The Globe and Mail. “Frothy equity markets have spurred a rush of initial public offerings, and the frenzy is helping investors gloss over one crucial piece of information: Many of the newly traded Canadian companies lose money. Sometimes, in fact, lots of it. With North American equity markets trading around record highs and interest rates next to zero, it is understandable that investors are hungry to own stocks. Yet this fervour for IPOs raises questions as to whether investors even care about profits anymore.”

“Even some stars of the 2019 IPO class have made their names without ever focusing on profit. The investor craze partly stems from a venture-capital mentality that has bled into public markets. Another culprit: ‘There’s so much money in the system,’ said John O’Connell, chief executive officer of money manager Davis Rea. There is cash everywhere these days, and money managers often want to park it in a new home.”

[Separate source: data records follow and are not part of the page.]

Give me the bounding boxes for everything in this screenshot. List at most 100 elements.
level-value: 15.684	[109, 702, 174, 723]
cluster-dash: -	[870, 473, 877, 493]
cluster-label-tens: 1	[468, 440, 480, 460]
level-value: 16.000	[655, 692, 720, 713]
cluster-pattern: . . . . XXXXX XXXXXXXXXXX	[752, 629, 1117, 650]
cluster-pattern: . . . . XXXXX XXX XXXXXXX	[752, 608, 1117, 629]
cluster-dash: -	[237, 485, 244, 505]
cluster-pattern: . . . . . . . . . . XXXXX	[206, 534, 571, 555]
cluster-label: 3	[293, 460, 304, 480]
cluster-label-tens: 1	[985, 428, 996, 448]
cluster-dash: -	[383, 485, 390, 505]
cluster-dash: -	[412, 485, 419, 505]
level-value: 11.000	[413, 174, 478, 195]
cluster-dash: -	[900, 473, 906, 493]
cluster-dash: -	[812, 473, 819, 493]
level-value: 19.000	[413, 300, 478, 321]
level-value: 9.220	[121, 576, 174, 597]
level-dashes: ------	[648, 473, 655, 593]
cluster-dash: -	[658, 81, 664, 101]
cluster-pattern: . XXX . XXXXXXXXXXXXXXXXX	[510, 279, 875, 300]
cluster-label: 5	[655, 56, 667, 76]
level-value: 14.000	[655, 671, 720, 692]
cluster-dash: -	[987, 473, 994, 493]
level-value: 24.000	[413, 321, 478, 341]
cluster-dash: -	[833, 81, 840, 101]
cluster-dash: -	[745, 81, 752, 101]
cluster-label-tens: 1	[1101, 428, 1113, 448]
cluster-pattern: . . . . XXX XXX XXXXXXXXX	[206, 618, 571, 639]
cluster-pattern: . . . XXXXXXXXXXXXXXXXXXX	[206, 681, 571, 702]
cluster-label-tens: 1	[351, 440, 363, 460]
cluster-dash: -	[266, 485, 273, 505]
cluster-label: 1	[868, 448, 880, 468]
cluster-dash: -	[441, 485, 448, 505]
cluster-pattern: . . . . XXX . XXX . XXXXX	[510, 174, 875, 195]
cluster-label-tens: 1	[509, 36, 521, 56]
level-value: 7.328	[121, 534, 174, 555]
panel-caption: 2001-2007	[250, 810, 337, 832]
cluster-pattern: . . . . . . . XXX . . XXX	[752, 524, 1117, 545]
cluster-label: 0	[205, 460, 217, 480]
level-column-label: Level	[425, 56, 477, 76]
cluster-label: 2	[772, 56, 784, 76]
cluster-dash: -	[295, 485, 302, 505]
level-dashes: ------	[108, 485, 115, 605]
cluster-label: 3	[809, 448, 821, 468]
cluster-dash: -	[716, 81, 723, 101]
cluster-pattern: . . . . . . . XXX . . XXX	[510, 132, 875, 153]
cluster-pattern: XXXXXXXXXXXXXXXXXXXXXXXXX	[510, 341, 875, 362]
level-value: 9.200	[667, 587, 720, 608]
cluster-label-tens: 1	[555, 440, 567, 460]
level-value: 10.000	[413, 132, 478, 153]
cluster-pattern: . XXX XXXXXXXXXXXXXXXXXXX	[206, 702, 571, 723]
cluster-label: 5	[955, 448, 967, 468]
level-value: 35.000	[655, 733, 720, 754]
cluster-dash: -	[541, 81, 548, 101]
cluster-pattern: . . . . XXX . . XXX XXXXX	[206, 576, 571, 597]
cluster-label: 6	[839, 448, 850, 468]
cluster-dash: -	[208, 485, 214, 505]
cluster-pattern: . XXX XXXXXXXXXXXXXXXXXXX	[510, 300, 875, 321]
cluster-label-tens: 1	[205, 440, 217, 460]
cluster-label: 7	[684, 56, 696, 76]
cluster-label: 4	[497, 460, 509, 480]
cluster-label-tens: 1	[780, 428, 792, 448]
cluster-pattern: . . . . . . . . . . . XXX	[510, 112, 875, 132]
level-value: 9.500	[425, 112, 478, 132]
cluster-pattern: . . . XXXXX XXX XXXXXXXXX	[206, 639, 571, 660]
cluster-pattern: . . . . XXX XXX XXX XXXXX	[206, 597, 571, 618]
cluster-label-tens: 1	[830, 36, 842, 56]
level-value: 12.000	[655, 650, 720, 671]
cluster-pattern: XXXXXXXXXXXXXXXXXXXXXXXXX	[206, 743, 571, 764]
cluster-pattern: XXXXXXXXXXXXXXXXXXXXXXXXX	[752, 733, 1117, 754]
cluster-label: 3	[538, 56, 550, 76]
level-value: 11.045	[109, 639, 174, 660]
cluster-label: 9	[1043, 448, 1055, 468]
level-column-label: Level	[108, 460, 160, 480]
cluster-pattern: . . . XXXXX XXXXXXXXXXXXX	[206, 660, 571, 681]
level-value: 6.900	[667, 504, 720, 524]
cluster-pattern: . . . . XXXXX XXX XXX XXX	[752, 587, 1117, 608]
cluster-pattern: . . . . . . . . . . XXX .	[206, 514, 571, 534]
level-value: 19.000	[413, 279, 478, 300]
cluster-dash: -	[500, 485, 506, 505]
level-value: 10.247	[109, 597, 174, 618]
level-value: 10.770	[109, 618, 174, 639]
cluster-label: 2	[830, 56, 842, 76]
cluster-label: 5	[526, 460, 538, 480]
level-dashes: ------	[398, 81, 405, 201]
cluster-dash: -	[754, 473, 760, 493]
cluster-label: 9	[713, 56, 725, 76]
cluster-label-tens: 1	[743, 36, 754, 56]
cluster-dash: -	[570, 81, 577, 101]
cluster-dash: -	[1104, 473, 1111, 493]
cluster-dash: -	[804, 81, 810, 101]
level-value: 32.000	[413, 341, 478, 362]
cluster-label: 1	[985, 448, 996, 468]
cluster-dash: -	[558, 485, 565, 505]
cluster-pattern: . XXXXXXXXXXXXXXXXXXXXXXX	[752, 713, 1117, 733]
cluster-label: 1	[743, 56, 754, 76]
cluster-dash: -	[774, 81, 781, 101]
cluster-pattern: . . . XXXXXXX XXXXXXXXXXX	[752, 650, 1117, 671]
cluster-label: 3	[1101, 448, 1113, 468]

“For the new class of IPOs, it is too soon to know which will thrive and which will fail. With the cost of debt so affordable, companies can easily borrow money to fund new deals that give them longer lifelines – even if no profits materialize in the near-term. ‘Some will survive,’ said Bruce Murray, CEO of the Murray Wealth Group, ‘and, probably, most will lose.’”

“But convincing investors of that can feel impossible. The reason why, Mr. Murray said, is that ‘losers are quickly forgotten.’ ‘I don’t know when it ends,’ said Mr. O’Connell of Davis Rea. ‘We are in the teeth of a frenzy.’”

From Forbes. “We have all heard the phrase ‘history repeats itself!’ Yet, very few people seriously apply long-term history to manage their investments. There is no better example of this than how the majority of modern day investors, the most knowledgeable and technologically advanced in history, mishandled jaw dropping 40% stock market drops in the ‘Panics’ of 1987 & 2020, or the 50% ‘Bear Markets’ during the 1999 ‘Dot.com’ bubble and the Great Recession of 2008.”

“Regardless of the century – the story is the same. Throughout the preceding bull markets, the phrase ‘It’s different this time!’ was used repeatedly by Wall Street’s top pros and investors keep buying without ever realizing that their odds of continued success would be considered long in Las Vegas.”

“Does this sound familiar? ‘The Federal Reserve is much blamed because it made money easy’ and ‘The real fault is that too many investors are eager to grab something for nothing’ No, it wasn’t written in 1999 about tech stocks or 2007 about real estate securities. It came out of a business publication in January 1929!”